Oxford children’s book illustrator Mini Grey tells a slightly nervous ANDREW FFRENCH about her colourful re-telling of one of Hilaire Belloc’s more gruesome Cautionary Tales.
WHEN I was a kid, I was fascinated by a collection of children’s verse owned by my mother.
It was called The Golden Staircase, and one particular poem horrified me.
The petrifying poem was Jim, a Cautionary Tale by Hilaire Belloc.
The catchy ditty tells the alarming tale of a boy who runs away at the zoo — and is then eaten by Ponto the rather large lion.
I was only five or six at the time, and Jim provided me with my first brush with death.

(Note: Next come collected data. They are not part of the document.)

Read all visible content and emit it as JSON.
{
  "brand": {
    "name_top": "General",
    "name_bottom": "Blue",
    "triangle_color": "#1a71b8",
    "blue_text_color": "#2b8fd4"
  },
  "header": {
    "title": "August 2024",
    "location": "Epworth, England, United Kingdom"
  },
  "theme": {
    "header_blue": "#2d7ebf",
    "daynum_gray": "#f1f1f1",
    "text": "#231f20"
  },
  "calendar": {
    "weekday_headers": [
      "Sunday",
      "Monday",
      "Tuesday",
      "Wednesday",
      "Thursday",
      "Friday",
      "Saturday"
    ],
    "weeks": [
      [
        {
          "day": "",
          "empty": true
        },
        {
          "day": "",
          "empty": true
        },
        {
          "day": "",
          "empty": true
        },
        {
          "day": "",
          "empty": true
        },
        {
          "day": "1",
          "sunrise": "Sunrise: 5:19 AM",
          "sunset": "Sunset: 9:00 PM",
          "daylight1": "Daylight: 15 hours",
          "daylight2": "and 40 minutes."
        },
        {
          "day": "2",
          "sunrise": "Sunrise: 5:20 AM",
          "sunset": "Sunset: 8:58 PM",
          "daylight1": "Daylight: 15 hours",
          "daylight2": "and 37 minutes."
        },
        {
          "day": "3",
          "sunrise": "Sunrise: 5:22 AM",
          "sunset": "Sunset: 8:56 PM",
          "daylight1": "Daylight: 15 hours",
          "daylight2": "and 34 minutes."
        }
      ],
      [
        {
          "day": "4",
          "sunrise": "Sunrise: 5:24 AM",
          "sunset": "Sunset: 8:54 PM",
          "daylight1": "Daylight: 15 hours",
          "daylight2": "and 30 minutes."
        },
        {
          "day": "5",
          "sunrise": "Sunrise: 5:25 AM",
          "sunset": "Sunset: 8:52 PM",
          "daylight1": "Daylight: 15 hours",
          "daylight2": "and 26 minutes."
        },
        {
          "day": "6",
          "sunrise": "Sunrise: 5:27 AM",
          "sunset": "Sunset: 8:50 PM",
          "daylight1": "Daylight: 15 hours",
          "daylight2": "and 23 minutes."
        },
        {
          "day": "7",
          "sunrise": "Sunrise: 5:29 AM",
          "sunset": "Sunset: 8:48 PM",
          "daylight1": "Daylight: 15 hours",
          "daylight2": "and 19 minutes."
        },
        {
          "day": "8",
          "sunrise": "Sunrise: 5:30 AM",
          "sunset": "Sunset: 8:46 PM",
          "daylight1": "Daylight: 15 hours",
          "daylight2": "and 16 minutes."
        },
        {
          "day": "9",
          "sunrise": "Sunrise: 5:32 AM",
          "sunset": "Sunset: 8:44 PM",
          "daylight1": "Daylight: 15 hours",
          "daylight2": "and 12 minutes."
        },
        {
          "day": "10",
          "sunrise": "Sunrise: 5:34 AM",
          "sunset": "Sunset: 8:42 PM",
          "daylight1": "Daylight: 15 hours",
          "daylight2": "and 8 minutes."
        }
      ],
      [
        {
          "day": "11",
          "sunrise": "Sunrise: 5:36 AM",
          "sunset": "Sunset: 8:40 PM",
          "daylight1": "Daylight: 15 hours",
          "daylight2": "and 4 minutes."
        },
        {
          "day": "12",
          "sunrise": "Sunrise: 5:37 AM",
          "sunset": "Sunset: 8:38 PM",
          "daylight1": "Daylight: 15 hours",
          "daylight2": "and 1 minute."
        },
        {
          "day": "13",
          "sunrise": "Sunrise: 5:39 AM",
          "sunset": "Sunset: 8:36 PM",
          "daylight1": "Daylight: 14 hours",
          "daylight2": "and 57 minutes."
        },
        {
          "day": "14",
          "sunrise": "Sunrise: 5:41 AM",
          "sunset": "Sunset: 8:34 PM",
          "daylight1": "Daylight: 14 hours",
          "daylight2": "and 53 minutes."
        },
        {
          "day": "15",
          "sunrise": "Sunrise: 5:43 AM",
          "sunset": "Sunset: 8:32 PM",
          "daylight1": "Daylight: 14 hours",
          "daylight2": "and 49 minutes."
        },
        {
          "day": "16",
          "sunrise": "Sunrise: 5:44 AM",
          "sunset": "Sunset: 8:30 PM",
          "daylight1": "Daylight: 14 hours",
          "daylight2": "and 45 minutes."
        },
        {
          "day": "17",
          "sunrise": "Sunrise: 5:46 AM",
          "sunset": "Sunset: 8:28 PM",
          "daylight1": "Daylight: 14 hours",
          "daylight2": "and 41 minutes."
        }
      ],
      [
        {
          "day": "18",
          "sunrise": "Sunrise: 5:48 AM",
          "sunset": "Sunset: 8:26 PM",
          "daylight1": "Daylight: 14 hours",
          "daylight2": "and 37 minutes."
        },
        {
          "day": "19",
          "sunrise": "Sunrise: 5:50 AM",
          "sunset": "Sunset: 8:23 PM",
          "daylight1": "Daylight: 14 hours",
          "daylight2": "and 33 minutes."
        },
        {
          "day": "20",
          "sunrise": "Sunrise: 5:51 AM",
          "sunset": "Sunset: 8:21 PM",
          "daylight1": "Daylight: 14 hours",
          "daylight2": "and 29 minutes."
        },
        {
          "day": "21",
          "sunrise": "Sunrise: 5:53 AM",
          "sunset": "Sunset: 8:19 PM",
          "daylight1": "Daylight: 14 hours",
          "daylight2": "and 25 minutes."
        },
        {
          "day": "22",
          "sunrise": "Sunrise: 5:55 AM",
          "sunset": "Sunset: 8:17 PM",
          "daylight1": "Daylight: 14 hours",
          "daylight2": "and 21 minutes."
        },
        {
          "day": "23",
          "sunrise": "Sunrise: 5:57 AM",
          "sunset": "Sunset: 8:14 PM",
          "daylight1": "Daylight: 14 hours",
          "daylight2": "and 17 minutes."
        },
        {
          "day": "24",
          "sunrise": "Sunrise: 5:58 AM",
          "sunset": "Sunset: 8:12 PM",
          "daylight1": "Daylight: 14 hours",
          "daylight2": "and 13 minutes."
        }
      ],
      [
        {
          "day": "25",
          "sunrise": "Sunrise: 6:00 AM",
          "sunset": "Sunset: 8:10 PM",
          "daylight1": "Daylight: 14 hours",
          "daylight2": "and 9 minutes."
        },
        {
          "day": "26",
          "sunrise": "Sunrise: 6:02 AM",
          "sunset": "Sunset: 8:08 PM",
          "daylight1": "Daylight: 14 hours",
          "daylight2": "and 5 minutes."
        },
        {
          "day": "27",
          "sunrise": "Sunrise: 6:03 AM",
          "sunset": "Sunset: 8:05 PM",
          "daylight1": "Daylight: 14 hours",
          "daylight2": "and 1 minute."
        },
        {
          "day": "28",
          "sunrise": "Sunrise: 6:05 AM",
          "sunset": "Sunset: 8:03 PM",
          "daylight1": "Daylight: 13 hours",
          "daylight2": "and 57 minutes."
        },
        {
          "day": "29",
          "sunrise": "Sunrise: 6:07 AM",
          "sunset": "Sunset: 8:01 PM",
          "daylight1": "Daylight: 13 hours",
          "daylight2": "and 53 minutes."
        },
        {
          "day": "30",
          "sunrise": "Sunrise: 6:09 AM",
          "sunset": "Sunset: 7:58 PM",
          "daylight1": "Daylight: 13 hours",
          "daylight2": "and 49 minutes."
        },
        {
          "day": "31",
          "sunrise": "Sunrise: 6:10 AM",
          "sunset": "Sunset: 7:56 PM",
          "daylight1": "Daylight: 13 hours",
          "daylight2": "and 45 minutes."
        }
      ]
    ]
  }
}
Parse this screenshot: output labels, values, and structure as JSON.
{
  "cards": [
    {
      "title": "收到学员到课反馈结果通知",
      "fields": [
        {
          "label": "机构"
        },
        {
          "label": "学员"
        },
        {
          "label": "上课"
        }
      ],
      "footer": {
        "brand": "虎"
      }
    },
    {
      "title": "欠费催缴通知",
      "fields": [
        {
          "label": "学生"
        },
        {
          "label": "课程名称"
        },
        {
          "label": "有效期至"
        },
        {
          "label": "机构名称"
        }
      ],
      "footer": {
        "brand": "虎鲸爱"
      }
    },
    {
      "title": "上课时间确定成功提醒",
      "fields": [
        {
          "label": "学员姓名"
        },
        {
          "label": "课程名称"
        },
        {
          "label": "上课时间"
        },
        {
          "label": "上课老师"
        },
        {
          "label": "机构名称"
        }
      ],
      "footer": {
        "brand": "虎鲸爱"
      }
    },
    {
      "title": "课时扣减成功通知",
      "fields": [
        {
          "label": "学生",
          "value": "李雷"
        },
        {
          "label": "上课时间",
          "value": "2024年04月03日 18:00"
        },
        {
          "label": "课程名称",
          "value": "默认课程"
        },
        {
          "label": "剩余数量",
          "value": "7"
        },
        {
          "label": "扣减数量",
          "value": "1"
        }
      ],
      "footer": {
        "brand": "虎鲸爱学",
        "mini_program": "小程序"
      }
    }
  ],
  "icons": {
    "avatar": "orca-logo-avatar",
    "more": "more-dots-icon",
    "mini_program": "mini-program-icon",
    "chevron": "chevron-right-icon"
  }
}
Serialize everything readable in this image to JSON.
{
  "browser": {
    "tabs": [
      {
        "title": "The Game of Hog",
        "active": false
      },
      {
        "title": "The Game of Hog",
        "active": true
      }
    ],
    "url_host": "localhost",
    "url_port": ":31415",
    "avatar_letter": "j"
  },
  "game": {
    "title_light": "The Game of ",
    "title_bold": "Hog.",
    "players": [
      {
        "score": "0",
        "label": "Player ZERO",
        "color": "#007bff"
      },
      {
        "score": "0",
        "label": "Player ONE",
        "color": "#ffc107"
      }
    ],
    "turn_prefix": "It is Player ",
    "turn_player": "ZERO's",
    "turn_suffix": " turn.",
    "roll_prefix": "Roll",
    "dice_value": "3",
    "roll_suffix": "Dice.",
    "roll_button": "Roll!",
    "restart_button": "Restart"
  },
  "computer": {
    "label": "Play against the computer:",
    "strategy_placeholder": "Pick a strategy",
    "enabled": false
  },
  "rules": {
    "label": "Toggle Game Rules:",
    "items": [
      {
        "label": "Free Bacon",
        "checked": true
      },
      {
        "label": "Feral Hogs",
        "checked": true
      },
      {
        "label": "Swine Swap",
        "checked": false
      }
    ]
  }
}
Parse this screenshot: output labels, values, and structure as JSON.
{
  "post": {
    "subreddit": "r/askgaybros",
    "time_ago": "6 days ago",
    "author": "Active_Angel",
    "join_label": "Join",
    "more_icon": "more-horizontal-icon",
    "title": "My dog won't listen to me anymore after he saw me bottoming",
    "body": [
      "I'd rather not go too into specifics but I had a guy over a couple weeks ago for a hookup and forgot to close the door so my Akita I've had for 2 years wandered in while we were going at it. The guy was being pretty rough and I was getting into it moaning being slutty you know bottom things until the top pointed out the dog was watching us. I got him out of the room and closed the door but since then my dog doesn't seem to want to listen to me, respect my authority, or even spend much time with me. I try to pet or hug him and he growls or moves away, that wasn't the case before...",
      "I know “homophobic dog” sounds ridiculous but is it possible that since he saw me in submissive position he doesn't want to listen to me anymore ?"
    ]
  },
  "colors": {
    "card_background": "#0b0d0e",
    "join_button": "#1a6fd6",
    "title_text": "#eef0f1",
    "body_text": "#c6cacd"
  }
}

I kept wondering what it would be like to be eaten by a lion, and completely missed the tongue-in-cheek tone of Belloc’s poem.
To this day, the opening couplet “There was a boy whose name was Jim; His friends were very good to him” fills me with dread.
But now, children’s book illustrator Mini Grey, who is perhaps best known for her Traction Man stories, has helped me to confront my fears by turning the poem into her latest picture book.
Her treatment of the Victorian’s verse is typically colourful, and the book is full of eye-catching illustrations and pop-ups.
Ms Grey, who lives in East Oxford, has a three-year-old son called Herbie who, not surprisingly, has been a fan of picture books “for a long time”.
He is probably a bit too young to appreciate the permanent nature of Jim’s fate, but an audience of children at a recent reading at Woodstock Museum rewarded the author with a reaction, with one of the young readers led away in tears. “I haven’t had too many children going off in tears,” the author, who is in her 40s told The Guide.
“I started out doing this for fun and worked first on another Cautionary Tale called Rebecca, but Jim is a gift to illustrate because it moves all over the place.
“Belloc’s Cautionary Tales are very tongue-in-cheek – they tell you how to be good, but at the same time it’s an excuse to show someone being brutally murdered.
“I think the words of Jim just jump off the page and the poem still sparkles today.
“A lot of my books, including Egg Drop and The Adventures of the Dish and the Spoon, have featured death, or near-death experiences, and picture books are a great place for children to rehearse these big questions.”
Ms Grey, who lives in Aston Street and has won numerous industry awards, thinks the issues in Jim are as relevant today as they were in the first decade of the 20th century when the poem was published.
She explains: “Children are not allowed to roam around as much as they used to these days, and if Jim had been allowed more freedom he might not have run straight into the jaws of a lion.”
Ms Grey might be right, but I have cancelled all my zoo visits for the foreseeable future — just in case.
• Jim by Mini Grey and Hilaire Belloc is published by Jonathan Cape, price £12.99.